NFS problem

S. Johnson zatharus at ncn.net
Thu Oct 2 11:03:38 EDT 2003


I have 2 client systems that need to access a mail volume via NFS.  I 
believe it is an optimization/setup problem, but am unsure of what to try 
to resolve it.  Here's the setup:

Server 3 - NFS Server, redhat 8.0, exporting /users from a fiber channel 
array it hosts.  Mail is sent to and picked up to users home directories, 
so there is a lot of disk access happening with read and writes (4500 
users).  /etc/exports looks like this:

/db     192.168.1.0/255.255.255.0(rw,no_root_squash)
/isp    192.168.1.0/255.255.255.0(rw,no_root_squash)
/users  192.168.1.0/255.255.255.0(rw,no_root_squash)

For now, the main export I am concerned with is /users, however, all these 
partitions are on the same fiber channel raid and are still accessed by the 
clients.  Traffic on the other two shares in pretty minimal, but may still 
be a factor in overall performance of the system.
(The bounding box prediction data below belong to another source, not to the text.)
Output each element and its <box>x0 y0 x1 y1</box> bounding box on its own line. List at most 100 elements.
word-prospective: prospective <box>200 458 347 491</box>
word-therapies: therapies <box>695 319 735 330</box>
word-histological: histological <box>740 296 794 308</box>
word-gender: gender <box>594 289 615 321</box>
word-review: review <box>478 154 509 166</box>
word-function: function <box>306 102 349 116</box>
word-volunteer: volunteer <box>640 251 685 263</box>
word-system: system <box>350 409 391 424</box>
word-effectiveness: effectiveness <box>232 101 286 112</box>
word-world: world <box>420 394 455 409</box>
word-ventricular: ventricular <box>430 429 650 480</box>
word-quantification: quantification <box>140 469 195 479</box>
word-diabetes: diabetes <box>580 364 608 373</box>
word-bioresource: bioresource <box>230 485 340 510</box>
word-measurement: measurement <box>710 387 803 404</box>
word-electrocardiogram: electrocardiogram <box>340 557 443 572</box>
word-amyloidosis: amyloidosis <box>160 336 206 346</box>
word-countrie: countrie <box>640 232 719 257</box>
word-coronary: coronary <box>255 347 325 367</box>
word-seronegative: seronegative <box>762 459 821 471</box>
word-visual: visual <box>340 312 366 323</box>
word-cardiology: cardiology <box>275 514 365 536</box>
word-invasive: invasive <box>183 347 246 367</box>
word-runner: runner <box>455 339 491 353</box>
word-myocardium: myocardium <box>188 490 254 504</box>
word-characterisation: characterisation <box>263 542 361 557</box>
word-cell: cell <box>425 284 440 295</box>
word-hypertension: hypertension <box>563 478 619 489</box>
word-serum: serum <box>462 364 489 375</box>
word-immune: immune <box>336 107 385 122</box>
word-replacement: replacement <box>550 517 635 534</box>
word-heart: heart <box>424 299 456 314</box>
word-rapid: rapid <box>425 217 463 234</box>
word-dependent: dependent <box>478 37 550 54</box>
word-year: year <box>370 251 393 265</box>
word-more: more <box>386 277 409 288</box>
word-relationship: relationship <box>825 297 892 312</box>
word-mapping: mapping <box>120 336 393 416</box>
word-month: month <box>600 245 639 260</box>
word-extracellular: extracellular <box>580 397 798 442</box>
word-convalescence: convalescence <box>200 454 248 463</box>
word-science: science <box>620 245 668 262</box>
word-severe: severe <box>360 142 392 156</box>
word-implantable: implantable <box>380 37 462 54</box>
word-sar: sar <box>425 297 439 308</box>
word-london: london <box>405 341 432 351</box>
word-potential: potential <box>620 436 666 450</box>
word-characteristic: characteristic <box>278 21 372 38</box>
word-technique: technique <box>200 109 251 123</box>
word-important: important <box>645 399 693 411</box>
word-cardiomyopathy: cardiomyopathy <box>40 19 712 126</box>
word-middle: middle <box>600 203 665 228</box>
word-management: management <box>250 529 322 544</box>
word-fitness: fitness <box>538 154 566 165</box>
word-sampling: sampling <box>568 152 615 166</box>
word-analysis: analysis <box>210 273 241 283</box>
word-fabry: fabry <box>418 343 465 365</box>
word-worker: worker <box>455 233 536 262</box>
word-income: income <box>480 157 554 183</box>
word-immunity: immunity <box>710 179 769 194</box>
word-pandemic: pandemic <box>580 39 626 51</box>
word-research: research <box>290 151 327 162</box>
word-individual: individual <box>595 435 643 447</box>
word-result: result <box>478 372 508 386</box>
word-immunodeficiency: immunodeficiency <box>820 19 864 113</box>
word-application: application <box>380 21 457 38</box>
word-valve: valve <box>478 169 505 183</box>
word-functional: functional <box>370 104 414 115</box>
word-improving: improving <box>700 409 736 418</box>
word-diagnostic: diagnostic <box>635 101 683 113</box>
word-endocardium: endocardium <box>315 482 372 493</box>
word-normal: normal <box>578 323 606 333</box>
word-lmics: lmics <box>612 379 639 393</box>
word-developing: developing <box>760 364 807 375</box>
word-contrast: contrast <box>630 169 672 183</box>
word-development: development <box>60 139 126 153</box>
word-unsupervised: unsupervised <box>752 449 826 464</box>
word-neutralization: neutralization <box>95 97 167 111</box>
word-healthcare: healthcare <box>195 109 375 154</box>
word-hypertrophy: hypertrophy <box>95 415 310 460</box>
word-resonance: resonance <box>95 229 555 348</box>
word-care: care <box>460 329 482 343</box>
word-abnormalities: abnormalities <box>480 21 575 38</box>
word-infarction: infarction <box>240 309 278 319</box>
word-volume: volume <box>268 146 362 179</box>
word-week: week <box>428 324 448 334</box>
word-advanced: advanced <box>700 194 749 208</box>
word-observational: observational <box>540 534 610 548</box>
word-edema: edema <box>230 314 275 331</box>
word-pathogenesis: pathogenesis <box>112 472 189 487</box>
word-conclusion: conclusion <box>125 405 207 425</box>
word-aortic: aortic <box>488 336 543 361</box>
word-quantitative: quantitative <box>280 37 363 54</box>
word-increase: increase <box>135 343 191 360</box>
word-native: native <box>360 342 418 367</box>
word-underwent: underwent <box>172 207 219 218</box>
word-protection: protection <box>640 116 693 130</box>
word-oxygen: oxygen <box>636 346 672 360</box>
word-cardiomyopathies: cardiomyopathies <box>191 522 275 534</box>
Servers 1 and 2 are configured to be able to run Postfix or courier-imap, 
and access the /users share from server 3 via NFS.  Here is the /etc/fstab 
the clients use:

server3:/db    /db    nfs bg,nfsvers=3,rsize=8192,wsize=8192 0 0
server3:/isp   /isp   nfs bg,nfsvers=3,rsize=8192,wsize=8192 0 0
server3:/users /users nfs bg,nfsvers=3,rsize=8192,wsize=8192 0 0

Servers 1 and 2 are able to mount and read the volumes fine when there is 
little or no traffic.  However, when you move either Postfix or 
Courier-imap services over to them, they eventually (after several hours) 
start to have NFS problems.  After a while, there will be hundreds of dead 
processes still hanging around and the load average skyrockets (200 or 
more).  The mounts to /users or the other two are not available.  Executing 
a df or mount command hangs your terminal.  Sometimes you can kill off 
processes and restart NFS services, other times it requires a reboot of the 
client and usually means doing it by powering off the machine because it 
hangs on the NFS processes and will not shut them down.

Is there a tried and true way to setup NFS between the server and clients 
that will support high volumes of traffic?  If anyone knows of a better way 
to setup things the client and/or server side, please let me know.